After the flood WWI Films

WWI Films

“How can we give the general public a starting point in a complex subject?”


BBC History

The Problem

Inform a popular audience about the origins and facts of the First World War

Our Solution

Four tightly scripted films tackle the overview down to trenches-view using archive and graphics


The films have since got many thousands of views on

“How can we give the general public a starting point in a complex subject?”

We made four videos for the BBC’s 100th Anniversary of the outbreak of WWI, done in the Explainer format that we developed for BBC Knowledge and Learning — videos that take complex ideas and communicate them to a general audience. 

Editorially, these films work from the macro view of the war with Overview, focussing in on The Origins and then a deeper view to The Trenches, with The Somme as the most granular view. It was interesting to work at different paces and densities of information. The Overview makes the most of every second whereas The Somme is respectfully paced.

WWI Overview

This film weaves together the key events and conclusions of the war. We had to edit heavily – both events and detail to create a coherent story.

The Origins of WWI

The origins of WW1 are a famously complex network of linkages, actions, and effects. Key to this film was presenting the actors, motivations, and eventual conditions that sent them to war.

The Trenches

The Trenches was centred on the lives of the men at the Front and different parts of the theatre. It was important to combine the objective, diagrammatic architectural plans of the trench system with photos and film that humanised the men living and dying there.

The Somme

This and The Trenches operate at a more micro level than the macro of Overview and Origins. The Somme is a solid telling of the events of a very bloody battle, but editorially we challenged the ‘total failure’ aspect alongside the facts and figures.

The making of ...

These videos depended more heavily on footage and photography than previous films. We spent a couple of months researching at the archives of the Imperial War Museum to source original and compelling footage. We uncovered some fairly strong pictures that haven’t been in the public eye. Editorially, we felt that these would be interesting and robust, but given the BBC Producer Guidelines on depictions of dead people, we had to consider that fairly young children would be watching these videos. 

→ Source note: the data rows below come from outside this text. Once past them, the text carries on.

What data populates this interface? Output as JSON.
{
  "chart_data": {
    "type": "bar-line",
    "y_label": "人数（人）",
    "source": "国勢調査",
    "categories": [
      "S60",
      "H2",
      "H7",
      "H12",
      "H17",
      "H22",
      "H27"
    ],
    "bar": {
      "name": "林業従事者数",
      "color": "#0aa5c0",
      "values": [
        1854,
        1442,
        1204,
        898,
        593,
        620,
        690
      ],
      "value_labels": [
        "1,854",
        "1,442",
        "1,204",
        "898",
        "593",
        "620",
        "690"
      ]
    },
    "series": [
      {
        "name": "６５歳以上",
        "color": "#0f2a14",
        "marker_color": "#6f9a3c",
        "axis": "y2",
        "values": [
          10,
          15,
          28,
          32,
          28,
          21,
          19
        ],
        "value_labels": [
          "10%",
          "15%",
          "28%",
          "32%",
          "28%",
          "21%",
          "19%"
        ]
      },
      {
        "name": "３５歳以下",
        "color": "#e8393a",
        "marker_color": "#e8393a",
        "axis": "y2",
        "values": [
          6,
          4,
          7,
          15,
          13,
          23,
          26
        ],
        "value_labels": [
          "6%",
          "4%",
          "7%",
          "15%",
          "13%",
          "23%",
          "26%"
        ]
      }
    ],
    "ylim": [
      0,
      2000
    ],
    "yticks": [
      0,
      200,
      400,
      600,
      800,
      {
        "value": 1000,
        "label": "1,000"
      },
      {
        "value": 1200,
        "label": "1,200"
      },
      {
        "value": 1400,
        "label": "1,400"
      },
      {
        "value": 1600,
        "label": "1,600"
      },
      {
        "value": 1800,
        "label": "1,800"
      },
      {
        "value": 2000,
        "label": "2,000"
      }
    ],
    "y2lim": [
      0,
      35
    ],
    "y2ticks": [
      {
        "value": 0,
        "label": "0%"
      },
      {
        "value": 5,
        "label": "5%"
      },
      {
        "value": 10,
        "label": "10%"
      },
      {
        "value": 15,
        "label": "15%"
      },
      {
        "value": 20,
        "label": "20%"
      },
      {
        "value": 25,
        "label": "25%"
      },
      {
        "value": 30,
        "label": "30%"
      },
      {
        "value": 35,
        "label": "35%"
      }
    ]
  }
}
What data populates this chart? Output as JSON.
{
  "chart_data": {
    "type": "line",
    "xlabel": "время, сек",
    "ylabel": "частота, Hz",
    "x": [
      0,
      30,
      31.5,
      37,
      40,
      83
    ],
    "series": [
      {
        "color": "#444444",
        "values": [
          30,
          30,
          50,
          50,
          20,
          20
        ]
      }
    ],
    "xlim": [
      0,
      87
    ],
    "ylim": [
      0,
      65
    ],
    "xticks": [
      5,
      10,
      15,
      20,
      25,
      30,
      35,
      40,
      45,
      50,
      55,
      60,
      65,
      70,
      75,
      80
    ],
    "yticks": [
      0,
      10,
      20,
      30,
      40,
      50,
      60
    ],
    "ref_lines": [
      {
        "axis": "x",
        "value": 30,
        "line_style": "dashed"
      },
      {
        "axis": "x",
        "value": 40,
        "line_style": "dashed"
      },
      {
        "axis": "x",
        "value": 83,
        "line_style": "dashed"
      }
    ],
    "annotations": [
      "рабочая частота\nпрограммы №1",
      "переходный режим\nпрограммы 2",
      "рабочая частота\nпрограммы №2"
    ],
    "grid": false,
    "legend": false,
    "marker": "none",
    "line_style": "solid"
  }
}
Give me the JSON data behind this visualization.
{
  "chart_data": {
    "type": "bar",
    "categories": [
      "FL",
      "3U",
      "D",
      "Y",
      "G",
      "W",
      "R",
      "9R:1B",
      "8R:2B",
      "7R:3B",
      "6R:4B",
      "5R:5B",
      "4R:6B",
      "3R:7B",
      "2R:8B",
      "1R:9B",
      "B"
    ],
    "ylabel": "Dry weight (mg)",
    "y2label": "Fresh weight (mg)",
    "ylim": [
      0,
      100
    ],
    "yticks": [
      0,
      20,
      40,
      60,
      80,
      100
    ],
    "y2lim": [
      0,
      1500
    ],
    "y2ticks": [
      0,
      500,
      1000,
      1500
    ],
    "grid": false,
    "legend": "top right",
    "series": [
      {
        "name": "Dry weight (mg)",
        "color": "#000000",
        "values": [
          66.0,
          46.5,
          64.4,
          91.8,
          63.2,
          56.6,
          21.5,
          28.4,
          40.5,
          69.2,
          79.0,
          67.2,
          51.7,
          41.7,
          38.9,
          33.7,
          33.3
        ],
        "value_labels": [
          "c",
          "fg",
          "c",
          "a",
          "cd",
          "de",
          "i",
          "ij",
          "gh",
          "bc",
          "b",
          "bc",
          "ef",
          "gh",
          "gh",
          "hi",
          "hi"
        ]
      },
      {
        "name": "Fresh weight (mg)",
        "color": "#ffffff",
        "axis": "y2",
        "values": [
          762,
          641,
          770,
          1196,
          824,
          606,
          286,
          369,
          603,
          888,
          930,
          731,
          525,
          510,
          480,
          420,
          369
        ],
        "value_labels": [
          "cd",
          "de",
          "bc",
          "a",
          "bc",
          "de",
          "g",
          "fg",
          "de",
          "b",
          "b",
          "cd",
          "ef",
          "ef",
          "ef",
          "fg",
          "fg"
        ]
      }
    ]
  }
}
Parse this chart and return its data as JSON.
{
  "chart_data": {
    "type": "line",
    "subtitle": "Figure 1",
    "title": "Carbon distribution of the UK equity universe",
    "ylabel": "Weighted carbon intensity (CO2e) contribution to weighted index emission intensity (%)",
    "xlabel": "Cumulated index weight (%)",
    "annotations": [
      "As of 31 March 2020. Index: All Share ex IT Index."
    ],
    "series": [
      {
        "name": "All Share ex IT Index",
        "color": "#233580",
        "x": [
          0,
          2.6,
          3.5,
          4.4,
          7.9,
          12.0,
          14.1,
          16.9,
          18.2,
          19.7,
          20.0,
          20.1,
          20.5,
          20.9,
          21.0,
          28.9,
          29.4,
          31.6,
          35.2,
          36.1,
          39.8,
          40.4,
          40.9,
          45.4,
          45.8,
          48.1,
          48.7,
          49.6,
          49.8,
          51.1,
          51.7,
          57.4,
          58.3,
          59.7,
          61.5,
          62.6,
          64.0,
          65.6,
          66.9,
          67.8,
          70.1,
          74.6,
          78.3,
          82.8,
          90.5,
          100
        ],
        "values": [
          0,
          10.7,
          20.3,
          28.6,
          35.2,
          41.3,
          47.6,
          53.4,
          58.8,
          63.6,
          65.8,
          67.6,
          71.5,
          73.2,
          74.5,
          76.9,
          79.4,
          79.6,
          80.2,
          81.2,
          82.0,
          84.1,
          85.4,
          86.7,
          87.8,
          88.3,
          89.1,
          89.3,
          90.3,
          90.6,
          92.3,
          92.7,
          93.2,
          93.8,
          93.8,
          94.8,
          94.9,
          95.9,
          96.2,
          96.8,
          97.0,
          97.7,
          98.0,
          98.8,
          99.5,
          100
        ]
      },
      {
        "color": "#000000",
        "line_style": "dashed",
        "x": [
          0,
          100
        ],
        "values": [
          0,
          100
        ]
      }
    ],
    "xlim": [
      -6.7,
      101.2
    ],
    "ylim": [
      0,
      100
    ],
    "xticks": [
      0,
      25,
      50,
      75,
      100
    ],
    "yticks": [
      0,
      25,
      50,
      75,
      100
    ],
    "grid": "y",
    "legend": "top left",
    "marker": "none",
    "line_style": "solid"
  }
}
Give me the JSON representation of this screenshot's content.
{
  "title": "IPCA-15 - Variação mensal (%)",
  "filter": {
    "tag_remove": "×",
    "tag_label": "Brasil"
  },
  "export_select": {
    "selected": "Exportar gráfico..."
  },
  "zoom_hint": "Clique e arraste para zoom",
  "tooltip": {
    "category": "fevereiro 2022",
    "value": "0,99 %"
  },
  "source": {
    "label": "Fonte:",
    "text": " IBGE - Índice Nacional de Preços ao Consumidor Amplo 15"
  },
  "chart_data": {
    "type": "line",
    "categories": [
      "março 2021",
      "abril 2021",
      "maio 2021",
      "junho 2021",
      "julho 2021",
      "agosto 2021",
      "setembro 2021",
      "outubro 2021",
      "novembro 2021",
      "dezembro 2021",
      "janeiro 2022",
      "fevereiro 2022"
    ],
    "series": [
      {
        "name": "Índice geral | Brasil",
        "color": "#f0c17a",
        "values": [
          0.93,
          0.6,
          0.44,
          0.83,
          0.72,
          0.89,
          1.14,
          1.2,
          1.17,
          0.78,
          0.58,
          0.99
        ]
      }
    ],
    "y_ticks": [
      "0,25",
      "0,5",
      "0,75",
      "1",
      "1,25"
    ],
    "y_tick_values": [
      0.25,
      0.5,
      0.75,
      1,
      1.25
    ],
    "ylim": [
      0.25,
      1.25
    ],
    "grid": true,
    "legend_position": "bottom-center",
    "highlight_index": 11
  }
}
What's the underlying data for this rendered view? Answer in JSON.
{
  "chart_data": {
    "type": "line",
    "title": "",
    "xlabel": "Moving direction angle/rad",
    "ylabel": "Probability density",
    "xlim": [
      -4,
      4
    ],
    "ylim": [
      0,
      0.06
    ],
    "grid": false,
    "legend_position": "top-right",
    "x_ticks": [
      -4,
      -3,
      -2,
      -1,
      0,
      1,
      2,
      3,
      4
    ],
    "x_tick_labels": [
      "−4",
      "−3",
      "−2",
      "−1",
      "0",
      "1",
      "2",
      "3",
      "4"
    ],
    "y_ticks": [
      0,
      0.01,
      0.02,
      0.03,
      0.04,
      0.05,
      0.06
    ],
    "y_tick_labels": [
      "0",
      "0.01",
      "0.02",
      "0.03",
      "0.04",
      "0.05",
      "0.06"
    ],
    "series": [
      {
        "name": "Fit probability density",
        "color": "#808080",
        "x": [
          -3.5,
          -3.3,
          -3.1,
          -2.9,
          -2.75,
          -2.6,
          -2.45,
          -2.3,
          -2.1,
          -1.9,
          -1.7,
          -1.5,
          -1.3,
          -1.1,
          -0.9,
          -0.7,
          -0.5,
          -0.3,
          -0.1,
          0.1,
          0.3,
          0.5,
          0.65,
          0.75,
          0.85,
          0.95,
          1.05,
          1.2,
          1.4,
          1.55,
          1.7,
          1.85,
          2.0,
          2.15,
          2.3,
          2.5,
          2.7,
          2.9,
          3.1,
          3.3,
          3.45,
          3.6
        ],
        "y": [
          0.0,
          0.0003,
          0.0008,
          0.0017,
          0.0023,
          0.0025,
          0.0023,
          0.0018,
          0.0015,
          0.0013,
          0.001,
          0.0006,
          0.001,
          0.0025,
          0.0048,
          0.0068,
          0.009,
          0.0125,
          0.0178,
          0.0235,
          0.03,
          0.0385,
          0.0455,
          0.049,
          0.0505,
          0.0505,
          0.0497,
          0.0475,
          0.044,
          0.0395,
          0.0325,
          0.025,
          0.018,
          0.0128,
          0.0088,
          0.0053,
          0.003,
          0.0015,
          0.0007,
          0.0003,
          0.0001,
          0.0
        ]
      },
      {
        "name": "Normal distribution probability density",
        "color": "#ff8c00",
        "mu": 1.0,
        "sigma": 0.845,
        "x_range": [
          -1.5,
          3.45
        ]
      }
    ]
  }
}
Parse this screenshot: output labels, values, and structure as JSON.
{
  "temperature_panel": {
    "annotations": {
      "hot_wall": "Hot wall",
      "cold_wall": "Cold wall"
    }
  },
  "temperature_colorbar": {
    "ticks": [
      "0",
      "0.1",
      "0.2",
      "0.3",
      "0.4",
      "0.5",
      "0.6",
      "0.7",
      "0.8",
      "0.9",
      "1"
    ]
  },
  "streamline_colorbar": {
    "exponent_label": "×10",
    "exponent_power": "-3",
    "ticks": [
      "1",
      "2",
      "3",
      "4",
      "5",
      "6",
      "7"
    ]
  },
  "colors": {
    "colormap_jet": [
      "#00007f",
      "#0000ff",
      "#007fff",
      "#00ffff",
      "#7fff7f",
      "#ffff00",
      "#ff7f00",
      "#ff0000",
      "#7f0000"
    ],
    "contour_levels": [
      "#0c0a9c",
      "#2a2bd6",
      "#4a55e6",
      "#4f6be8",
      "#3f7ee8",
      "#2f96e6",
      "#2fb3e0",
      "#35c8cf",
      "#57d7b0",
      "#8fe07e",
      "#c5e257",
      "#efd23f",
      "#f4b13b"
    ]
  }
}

There is a fair amount of locative explanation here and we wanted the maps to aid the complex explanation of the interwoven sides, treaties and conditions of the outbreak of the war. We avoided using thematic maps with lots of ‘dead soldier’ numbers overlaid. We felt that the whole package communicated the sacrifice and icons of dead solders or sized-bubbles would be glib.

Our map of Europe needed basic colour style guides as well as a flexibility that would allow both macro-strategic and location-based data on top.

We worked on ‘pull-out’ and ‘zoom’ detail styles. WWI is a story of micro moments with macro effects and to be zooming in and out and around too much would be distracting. We needed to be able to point out detail while maintaining the larger global flow of the narrative.